À ce jour, beaucoup n'expliquent pas comment il est possible que l'OMS n'ait pas mis en œuvre cette feuille de route beaucoup plus tôt, et qu'elle ait attendu jusqu'au 28 août - près de six mois après le début de l'épidémie - pour qu'elle soit prête. Mas-Comas rappelle que l'élaboration d'un plan stratégique de ce type "n'a rien de facile", et explique que depuis le siège de l'organisation à Genève y a travaillé "sans arrêt", mais que plusieurs fois la vitesse de la Les événements nous ont obligés à repenser les choses (comme cela s'est produit dans le cas du Congo, où il a fallu plusieurs jours pour savoir s'il s'agissait d'une extension de l'épidémie ou d'une épidémie indépendante).
Quoi qu'il en soit, nous ne devons pas oublier que l'OMS n'est pas une entité abstraite, mais une organisation formée de 194 États membres. À cet égard, il faudrait se demander ce que chaque pays a fait individuellement pour aider à contenir l'épidémie. Par exemple, qu'a fait l'Espagne? Selon les chiffres de l'Agence espagnole de coopération internationale au développement, l'Espagne a envoyé une aide aux pays touchés pour 500 000 euros, contre 300 000 au Danemark, soit plus de 14 millions d'Américains et 3, 5 millions de Canadiens (toujours selon chiffres du gouvernement).
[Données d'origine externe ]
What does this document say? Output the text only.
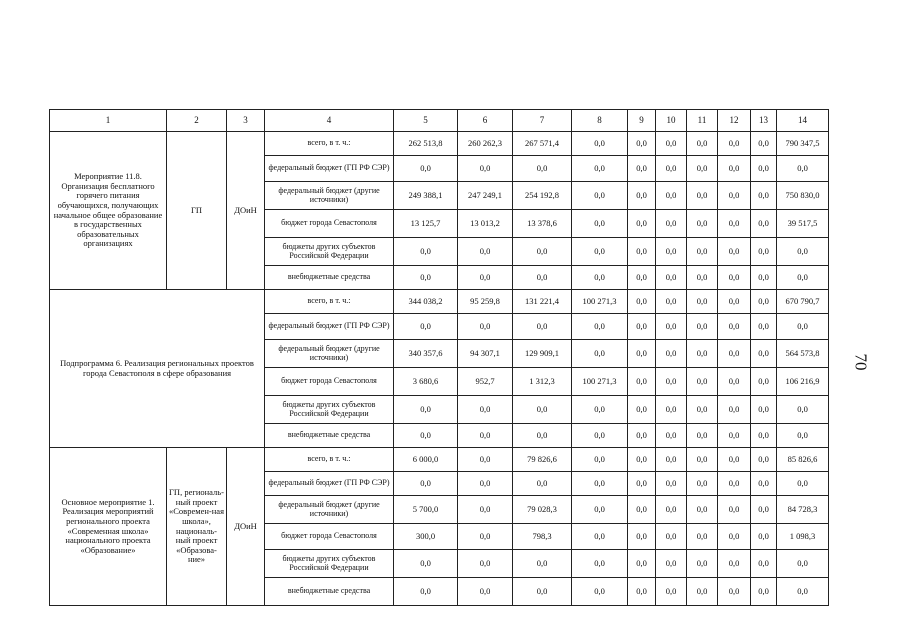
1	2	3	4	5	6	7	8	9	10	11	12	13	14
Мероприятие 11.8. Организация бесплатного горячего питания обучающихся, получающих начальное общее образование в государственных образовательных организациях	ГП	ДОиН	всего, в т. ч.:	262 513,8	260 262,3	267 571,4	0,0	0,0	0,0	0,0	0,0	0,0	790 347,5
			федеральный бюджет (ГП РФ СЭР)	0,0	0,0	0,0	0,0	0,0	0,0	0,0	0,0	0,0	0,0
			федеральный бюджет (другие источники)	249 388,1	247 249,1	254 192,8	0,0	0,0	0,0	0,0	0,0	0,0	750 830,0
			бюджет города Севастополя	13 125,7	13 013,2	13 378,6	0,0	0,0	0,0	0,0	0,0	0,0	39 517,5
			бюджеты других субъектов Российской Федерации	0,0	0,0	0,0	0,0	0,0	0,0	0,0	0,0	0,0	0,0
			внебюджетные средства	0,0	0,0	0,0	0,0	0,0	0,0	0,0	0,0	0,0	0,0
Подпрограмма 6. Реализация региональных проектов города Севастополя в сфере образования			всего, в т. ч.:	344 038,2	95 259,8	131 221,4	100 271,3	0,0	0,0	0,0	0,0	0,0	670 790,7
			федеральный бюджет (ГП РФ СЭР)	0,0	0,0	0,0	0,0	0,0	0,0	0,0	0,0	0,0	0,0
			федеральный бюджет (другие источники)	340 357,6	94 307,1	129 909,1	0,0	0,0	0,0	0,0	0,0	0,0	564 573,8
			бюджет города Севастополя	3 680,6	952,7	1 312,3	100 271,3	0,0	0,0	0,0	0,0	0,0	106 216,9
			бюджеты других субъектов Российской Федерации	0,0	0,0	0,0	0,0	0,0	0,0	0,0	0,0	0,0	0,0
			внебюджетные средства	0,0	0,0	0,0	0,0	0,0	0,0	0,0	0,0	0,0	0,0
Основное мероприятие 1. Реализация мероприятий регионального проекта «Современная школа» национального проекта «Образование»	ГП, региональ-ный проект «Современ-ная школа», националь-ный проект «Образова-ние»	ДОиН	всего, в т. ч.:	6 000,0	0,0	79 826,6	0,0	0,0	0,0	0,0	0,0	0,0	85 826,6
			федеральный бюджет (ГП РФ СЭР)	0,0	0,0	0,0	0,0	0,0	0,0	0,0	0,0	0,0	0,0
			федеральный бюджет (другие источники)	5 700,0	0,0	79 028,3	0,0	0,0	0,0	0,0	0,0	0,0	84 728,3
			бюджет города Севастополя	300,0	0,0	798,3	0,0	0,0	0,0	0,0	0,0	0,0	1 098,3
			бюджеты других субъектов Российской Федерации	0,0	0,0	0,0	0,0	0,0	0,0	0,0	0,0	0,0	0,0
			внебюджетные средства	0,0	0,0	0,0	0,0	0,0	0,0	0,0	0,0	0,0	0,0
70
"Ce seraient les citoyens espagnols qui devraient mobiliser et accaparer l'État espagnol pour s'impliquer", explique Bastos. Quoi qu'il en soit, rappelez-vous que MSF restera attaché à cette épidémie. Cependant, il avertit: "Ce que nous faisons, nous continuerons de le faire, mais nous ne pouvons pas faire plus que nous."
José Antonio Bastos estime qu'il est contre-productif pour MSF de thésauriser l'action contre Ebola: "Nous ferions du tort au monde si nous monopolisions la réponse. Le moment est venu pour plus d'institutions d'apprendre et de s'impliquer", conclut-il.